I have attached one photo which shows the power angle graph. I know when power angle is less than 90 degree, the system is stable. When it is more thant 90 degree it is not stable

the power flow formula is as below

P = Vs x Vr x Sin0 / X


Suppose, if we have a sytem with power angle of 30 degree we call it stable and if the power angle is at 150 degree we say it is not stable. Why?

But according to formula both sin(30) and sin(150) are same.

Hope to make it a little bit clear for me

 

[rcwilson]

I asked the same question in my EE lab years ago and my prof ran me through a series of questions and thought exercises for the answer. I’ll see if I can briefly explain.

At 30 degrees power angle, if a system disturbance occurs and causes the generator's power angle to oscillate a little, it will settle out back at 30 degrees. As it goes to 31 degrees (sin 31 = 0.515, 3% increase) power flow to the external system increases. The added load on the generator increases torque on the turbine which brings the angle back toward 30 degrees, where it settles out.

Look at the same occurrence at 150 degree power angle. A bump occurs and the angle goes to 151. But power output drops about 3% so the turbine's torque can increase the power angle to 152 degrees then 153, 160 .... until it accelerates on past 180 and hopefully pulls back into synch at 30 degrees. Meanwhile, the currents have grown very large because the two voltages went 180 out of phase.

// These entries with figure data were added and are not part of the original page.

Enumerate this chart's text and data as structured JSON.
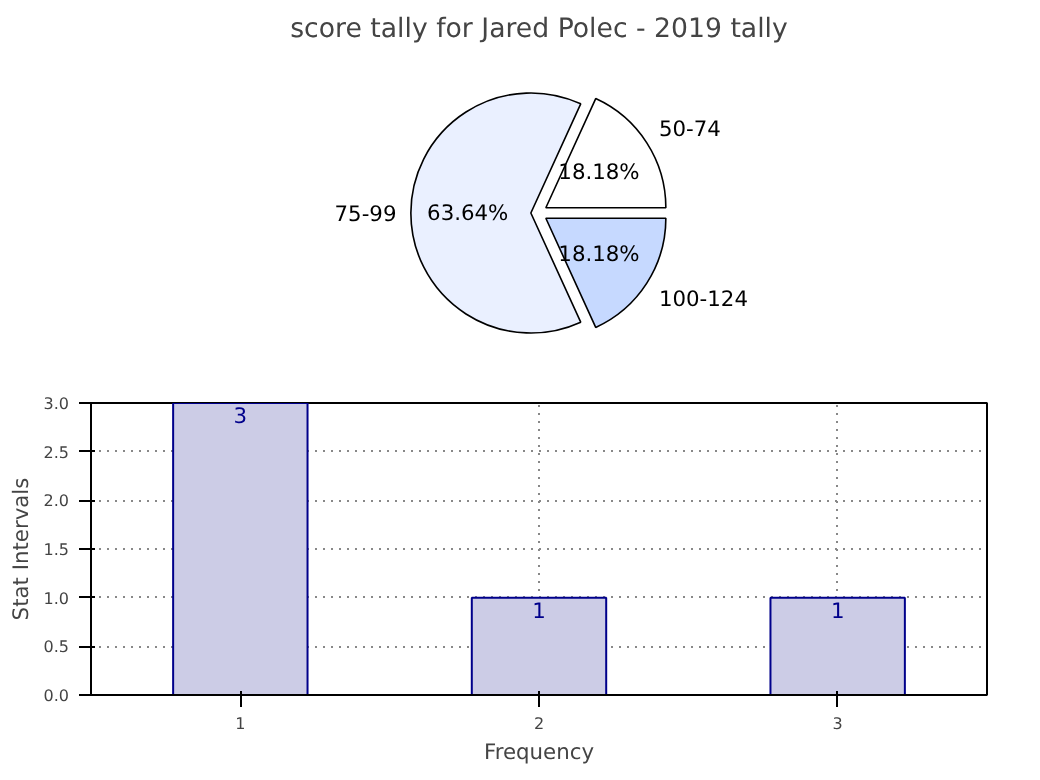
{
  "chart_data": [
    {
      "type": "pie",
      "title": "score tally for Jared Polec - 2019 tally",
      "categories": [
        "50-74",
        "75-99",
        "100-124"
      ],
      "values": [
        18.18,
        63.64,
        18.18
      ],
      "colors": [
        "#ffffff",
        "#eaf0ff",
        "#c6d9ff"
      ],
      "value_labels": [
        "18.18%",
        "63.64%",
        "18.18%"
      ]
    },
    {
      "type": "bar",
      "xlabel": "Frequency",
      "ylabel": "Stat Intervals",
      "x": [
        1,
        2,
        3
      ],
      "values": [
        3,
        1,
        1
      ],
      "color": "#ccccE6",
      "xlim": [
        0.5,
        3.5
      ],
      "ylim": [
        0,
        3
      ],
      "xticks": [
        1,
        2,
        3
      ],
      "yticks": [
        {
          "value": 0,
          "label": "0.0"
        },
        {
          "value": 0.5,
          "label": "0.5"
        },
        {
          "value": 1,
          "label": "1.0"
        },
        {
          "value": 1.5,
          "label": "1.5"
        },
        {
          "value": 2,
          "label": "2.0"
        },
        {
          "value": 2.5,
          "label": "2.5"
        },
        {
          "value": 3,
          "label": "3.0"
        }
      ],
      "grid": true,
      "data_labels": true
    }
  ]
}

What we are looking for in a system is a stable operating point where the natural tendency in response to a disturbance is a return to the original operating point. It's like balancing a broom on end or hanging from a hook. Both hold the weight directly in line with the support point, but when the broom is bumped and starts to swing, gravity helps the hanging broom settle out and accelerates the balanced broom to the floor.

 

[skeshesh]

Bob explained it very well indeed. It is basically that the system's response is in some form of damped oscillation where the system returns to the base point at a finite time. There's other ways to look at the stability criteria using zeros and poles when you start looking at the system as a transfer function. Looking at it in terms of more abstract math is good fun, but I did enjoy Bob's explanation a lot :grin:

 

[Hameedulla-Ekhlas]

Yes, it is really what I was looking for. Great explaination Bob!